Metadata-Version: 2.1
Name: mltronsAutoDataPrep
Version: 0.0.14
Summary: First Automated Data Preparation library powered by Deep Learning to  automatically clean and prepare TBs of data on clusters at scale.
Home-page: https://github.com/ms8909/mltrons-auto-data-prep
Author: Muddassar Sharif
Author-email: ms8909@nyu.edu
License: UNKNOWN
Platform: UNKNOWN
Classifier: Programming Language :: Python :: 3
Classifier: License :: OSI Approved :: MIT License
Classifier: Operating System :: OS Independent
Description-Content-Type: text/markdown
Requires-Dist: numpy (==1.16.4)
Requires-Dist: boto3 (==1.9.238)
Requires-Dist: pandas (==0.24.2)
Requires-Dist: nltk (==3.4.4)
Requires-Dist: scipy (==1.2.1)
Requires-Dist: datawig (==0.1.10)
Requires-Dist: python-dateutil (==2.8.1)

# mltrons-auto-data-prep :Tool-kit that automates Data Preparation

## What is it?

**Mltrons-auto-data-prep** is a Python package providing flexible and automated way of 
data preparation in any size of the raw data.It uses **Machine Learning** and **Deep Leaning**
techniques with the **pyspark** back-end architecture to clean and prepare TBs of data on clusters at scale.


## Main Features
Here are just a few of the things that **Mltrons-auto-data-prep** does well:

- Data Can be read from multiple Sources such as **S3 bucket** or **Local PC**

- Handle Any size of data even in Tbs using **Py-spark**

- Filter out **Features** with Null values more than the threshold

- Filter out **Features** with same value for all rows

- Automatically detects the data type of features

- Automatically detects datetime features and split in multiple usefull features

- Automatically detects features containing **URLs** and remove duplications

- Automatically detects **Skewed** features and minimize skewness



## Where to get it
The source code is currently hosted on **GitHub** at:
https://github.com/ms8909/mltrons-auto-data-prep

The **pypi** project is at :
https://pypi.org/project/mltronsAutoDataPrep/

## How to install Java 8 (only supported by pyspark)
### In Mac Os
In your terminal, write:

**1. brew cask install adoptopenjdk/openjdk/adoptopenjdk8**

Now, you need to set java8 as your default version.

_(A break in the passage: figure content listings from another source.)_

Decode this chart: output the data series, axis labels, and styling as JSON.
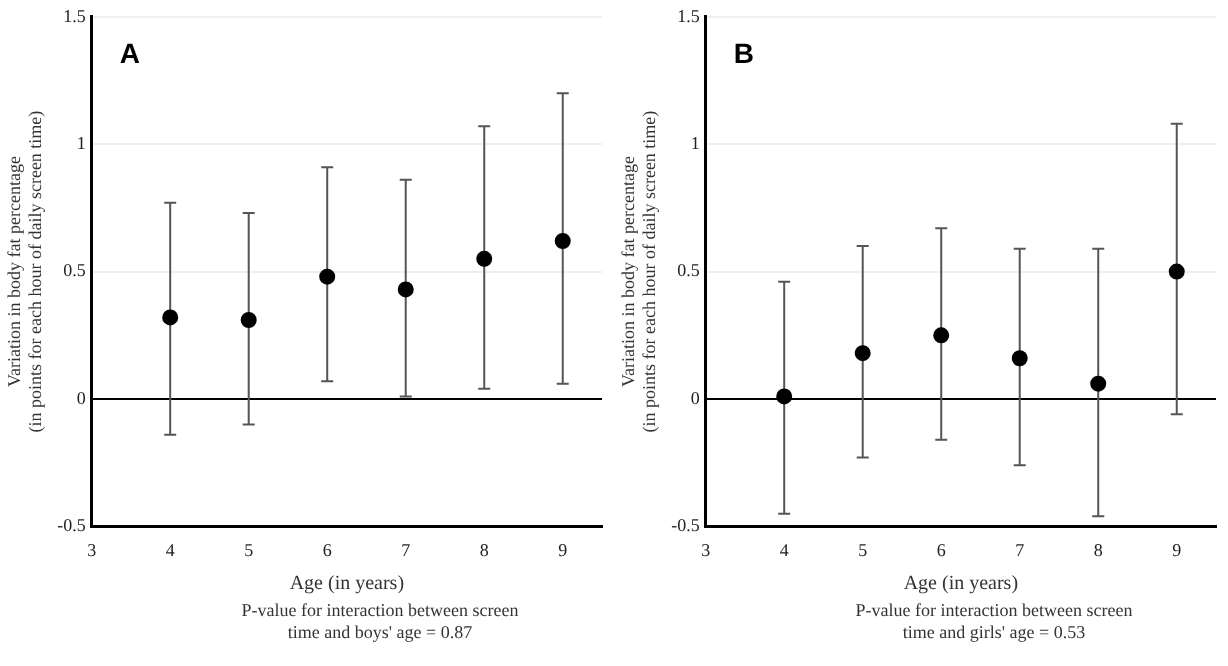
{
  "chart_data": [
    {
      "type": "scatter",
      "annotations": [
        "A",
        "P-value for interaction between screen time and boys' age = 0.87"
      ],
      "xlabel": "Age (in years)",
      "ylabel": "Variation in body fat percentage\n(in points for each hour of daily screen time)",
      "xlim": [
        3,
        9.5
      ],
      "xticks": [
        3,
        4,
        5,
        6,
        7,
        8,
        9
      ],
      "ylim": [
        -0.5,
        1.5
      ],
      "yticks": [
        -0.5,
        0,
        0.5,
        1,
        1.5
      ],
      "grid": "y",
      "marker": "circle",
      "ref_lines": [
        {
          "axis": "y",
          "value": 0,
          "color": "#000000"
        }
      ],
      "series": [
        {
          "color": "#000000",
          "x": [
            4,
            5,
            6,
            7,
            8,
            9
          ],
          "values": [
            0.32,
            0.31,
            0.48,
            0.43,
            0.55,
            0.62
          ],
          "errors": [
            [
              -0.14,
              0.77
            ],
            [
              -0.1,
              0.73
            ],
            [
              0.07,
              0.91
            ],
            [
              0.01,
              0.86
            ],
            [
              0.04,
              1.07
            ],
            [
              0.06,
              1.2
            ]
          ]
        }
      ]
    },
    {
      "type": "scatter",
      "annotations": [
        "B",
        "P-value for interaction between screen time and girls' age = 0.53"
      ],
      "xlabel": "Age (in years)",
      "ylabel": "Variation in body fat percentage\n(in points for each hour of daily screen time)",
      "xlim": [
        3,
        9.5
      ],
      "xticks": [
        3,
        4,
        5,
        6,
        7,
        8,
        9
      ],
      "ylim": [
        -0.5,
        1.5
      ],
      "yticks": [
        -0.5,
        0,
        0.5,
        1,
        1.5
      ],
      "grid": "y",
      "marker": "circle",
      "ref_lines": [
        {
          "axis": "y",
          "value": 0,
          "color": "#000000"
        }
      ],
      "series": [
        {
          "color": "#000000",
          "x": [
            4,
            5,
            6,
            7,
            8,
            9
          ],
          "values": [
            0.01,
            0.18,
            0.25,
            0.16,
            0.06,
            0.5
          ],
          "errors": [
            [
              -0.45,
              0.46
            ],
            [
              -0.23,
              0.6
            ],
            [
              -0.16,
              0.67
            ],
            [
              -0.26,
              0.59
            ],
            [
              -0.46,
              0.59
            ],
            [
              -0.06,
              1.08
            ]
          ]
        }
      ]
    }
  ]
}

To do this:
First run 

**2. /usr/libexec/java_home -V**

which will output something like the following:
Matching Java Virtual Machines (3):
```
1.8.0_05, x86_64:   "Java SE 8" /Library/Java/JavaVirtualMachines/jdk1.8.0_05.jdk/Contents/Home
1.6.0_65-b14-462, x86_64:   "Java SE 6" /System/Library/Java/JavaVirtualMachines/1.6.0.jdk/Contents/Home
1.6.0_65-b14-462, i386: "Java SE 6" /System/Library/Java/JavaVirtualMachines/1.6.0.jdk/Contents/Home
/Library/Java/JavaVirtualMachines/jdk1.8.0_05.jdk/Contents/Home
```

Pick the version you want to be the default (i.e 1.6.0_65-b14-462) then:

**3. export JAVA_HOME=/usr/libexec/java_home -v 1.8**

### In Windows Os

It's important that you replace all the paths that include the folder "Program Files" or "Program Files (x86)" as explained below to avoid future problems when running Spark.
If you have Java already installed, you still need to fix the JAVA_HOME and PATH variables

**1. Replace "Program Files" with "Progra~1"**

**2. Replace "Program Files (x86)" with "Progra~2"**

```
Example: "C:\Program FIles\Java\jdk1.8.0_161" --> "C:\Progra~1\Java\jdk1.8.0_161"
```
Before you start make sure you have Java 8 installed and the environment variables correctly defined1:

**3. Download Java JDK 8 from [Java's official website](https://www.oracle.com/technetwork/java/javase/downloads/jdk8-downloads-2133151.html)**

Set the following environment variables:

**4. JAVA_HOME = C:\Progra~1\Java\jdk1.8.0_161**

**5. PATH += C:\Progra~1\Java\jdk1.8.0_161\bin**


## How to install

```sh
pip install mltronsAutoDataPrep
```

## Dependencies
- [Java 8](https://www.oracle.com/technetwork/java/javase/downloads/jdk8-downloads-2133151.html)
- [PySpark](https://spark.apache.org/docs/latest/api/python/index.html)
- [NumPy](https://www.numpy.org)
- [pandas](https://pandas.pydata.org)
- [python-dateutil](https://labix.org/python-dateutil) 
- [pytz](https://pythonhosted.org/pytz)
- see full list of dependicies [here](https://github.com/ms8909/mltrons-auto-data-prep/blob/master/requirements.txt)

## How to use 


### 1. Reading data functions

- **address** to give the path of the file

- **local** to give the file exist on local pc or s3 bucket

- **file_format** to give the format of the file (csv,excel,parquet)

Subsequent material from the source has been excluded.